Hawaii lawmakers to hold special session to consider gay marriage

Hawaii lawmakers to hold special session to consider gay marriage
Russian same-sex couples share a kiss as they arrive at a registry office to apply for marriage licences in St. Petersburg June 28, 2013. Five gay couples applied for the marriage licences, but their applications were not accepted by the authorities.

Hawaii, which had a pioneering role in the acceptance of same-sex matrimony in the United States two decades ago, could become the 15th state to extend marriage rights to gay couples when state lawmakers meet this week for a special session.

Governor Neil Abercrombie, a Democrat, has called the session to start on Monday to debate a bill that would legalize same-sex marriage.
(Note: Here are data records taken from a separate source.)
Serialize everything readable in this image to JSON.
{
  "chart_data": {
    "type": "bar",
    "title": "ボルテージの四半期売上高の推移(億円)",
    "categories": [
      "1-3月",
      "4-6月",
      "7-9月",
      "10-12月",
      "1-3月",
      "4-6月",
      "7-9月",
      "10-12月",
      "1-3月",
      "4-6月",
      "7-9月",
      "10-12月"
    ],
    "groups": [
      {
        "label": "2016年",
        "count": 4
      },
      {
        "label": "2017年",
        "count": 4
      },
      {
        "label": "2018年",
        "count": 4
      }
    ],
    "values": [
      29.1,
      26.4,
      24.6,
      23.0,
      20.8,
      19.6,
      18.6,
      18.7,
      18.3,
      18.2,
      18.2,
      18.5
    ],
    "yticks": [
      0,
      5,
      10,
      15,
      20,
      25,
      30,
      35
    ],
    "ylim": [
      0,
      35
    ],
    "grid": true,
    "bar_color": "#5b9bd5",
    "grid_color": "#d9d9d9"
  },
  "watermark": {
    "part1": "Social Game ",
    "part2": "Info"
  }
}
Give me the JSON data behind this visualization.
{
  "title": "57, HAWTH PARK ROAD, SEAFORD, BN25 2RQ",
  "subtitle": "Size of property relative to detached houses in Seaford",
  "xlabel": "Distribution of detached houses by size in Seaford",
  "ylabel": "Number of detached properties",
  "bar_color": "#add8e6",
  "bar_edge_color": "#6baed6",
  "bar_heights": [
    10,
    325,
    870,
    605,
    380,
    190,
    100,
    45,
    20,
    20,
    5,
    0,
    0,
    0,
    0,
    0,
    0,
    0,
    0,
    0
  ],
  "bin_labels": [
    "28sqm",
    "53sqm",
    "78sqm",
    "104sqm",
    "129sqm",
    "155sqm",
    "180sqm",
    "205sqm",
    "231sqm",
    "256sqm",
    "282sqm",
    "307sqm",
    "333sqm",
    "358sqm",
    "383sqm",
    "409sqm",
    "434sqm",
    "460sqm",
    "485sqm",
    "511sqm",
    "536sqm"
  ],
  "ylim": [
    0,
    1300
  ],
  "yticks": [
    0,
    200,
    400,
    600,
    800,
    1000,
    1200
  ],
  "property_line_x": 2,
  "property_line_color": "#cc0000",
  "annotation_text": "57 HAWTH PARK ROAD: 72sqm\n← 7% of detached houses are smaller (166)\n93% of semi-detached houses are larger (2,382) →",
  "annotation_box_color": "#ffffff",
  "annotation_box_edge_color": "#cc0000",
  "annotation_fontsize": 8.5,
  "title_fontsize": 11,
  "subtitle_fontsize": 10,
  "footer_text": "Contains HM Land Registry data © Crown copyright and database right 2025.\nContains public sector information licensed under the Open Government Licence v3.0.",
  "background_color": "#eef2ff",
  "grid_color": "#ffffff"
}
"I think Hawaii has always celebrated its sense of Aloha for one another," Abercrombie said in a telephone interview. "This is a question of equity."

In 1993, the Hawaii Supreme Court ruled it was discriminatory to deny marriage rights to same-sex couples.

But rather than pave the way for a gay marriage law, the ruling prompted a conservative backlash. In 1998, Hawaiian voters approved a state constitutional amendment that limited the right to marry to heterosexual couples.

The tide has begun to turn under Abercrombie, who was elected in 2010. He signed a same-sex civil unions bill into law in 2011 and has been a vocal proponent of gay marriage since then.

"To win now through the political process in Hawaii would show just how far public opinion in our nation has evolved, and how quickly," said Jon Davidson, legal director at Lambda Legal, which promotes gay civil rights. "It would demonstrate that ... allowing same-sex couples the same right to marry that different-sex couples cherish only provides greater joy and security to more families, and harms no one."

Just one year ago, only six states and the District of Columbia recognised same-sex marriage.

In June, the US Supreme Court delivered a landmark victory for gay rights by forcing the federal government to recognise same-sex marriages in states where it is legal and paving the way for gay marriage in California.

But the court did not endorse a fundamental right for gay people to marry, leaving the issue to be decided on a state-by-state basis, at least for now. Same-sex couples and gay rights organisations now have 36 lawsuits pending in 20 states, according to Davidson.

Last week, same-sex weddings started in New Jersey, and the high court in New Mexico heard arguments on whether gay marriage should be recognised there statewide.

Lawmakers in Illinois are also considering the issue.

"This is an issue where we've hit a tipping point," said James Esseks, who oversees gay rights advocacy for the American Civil Liberties Union. "The momentum we have is striking."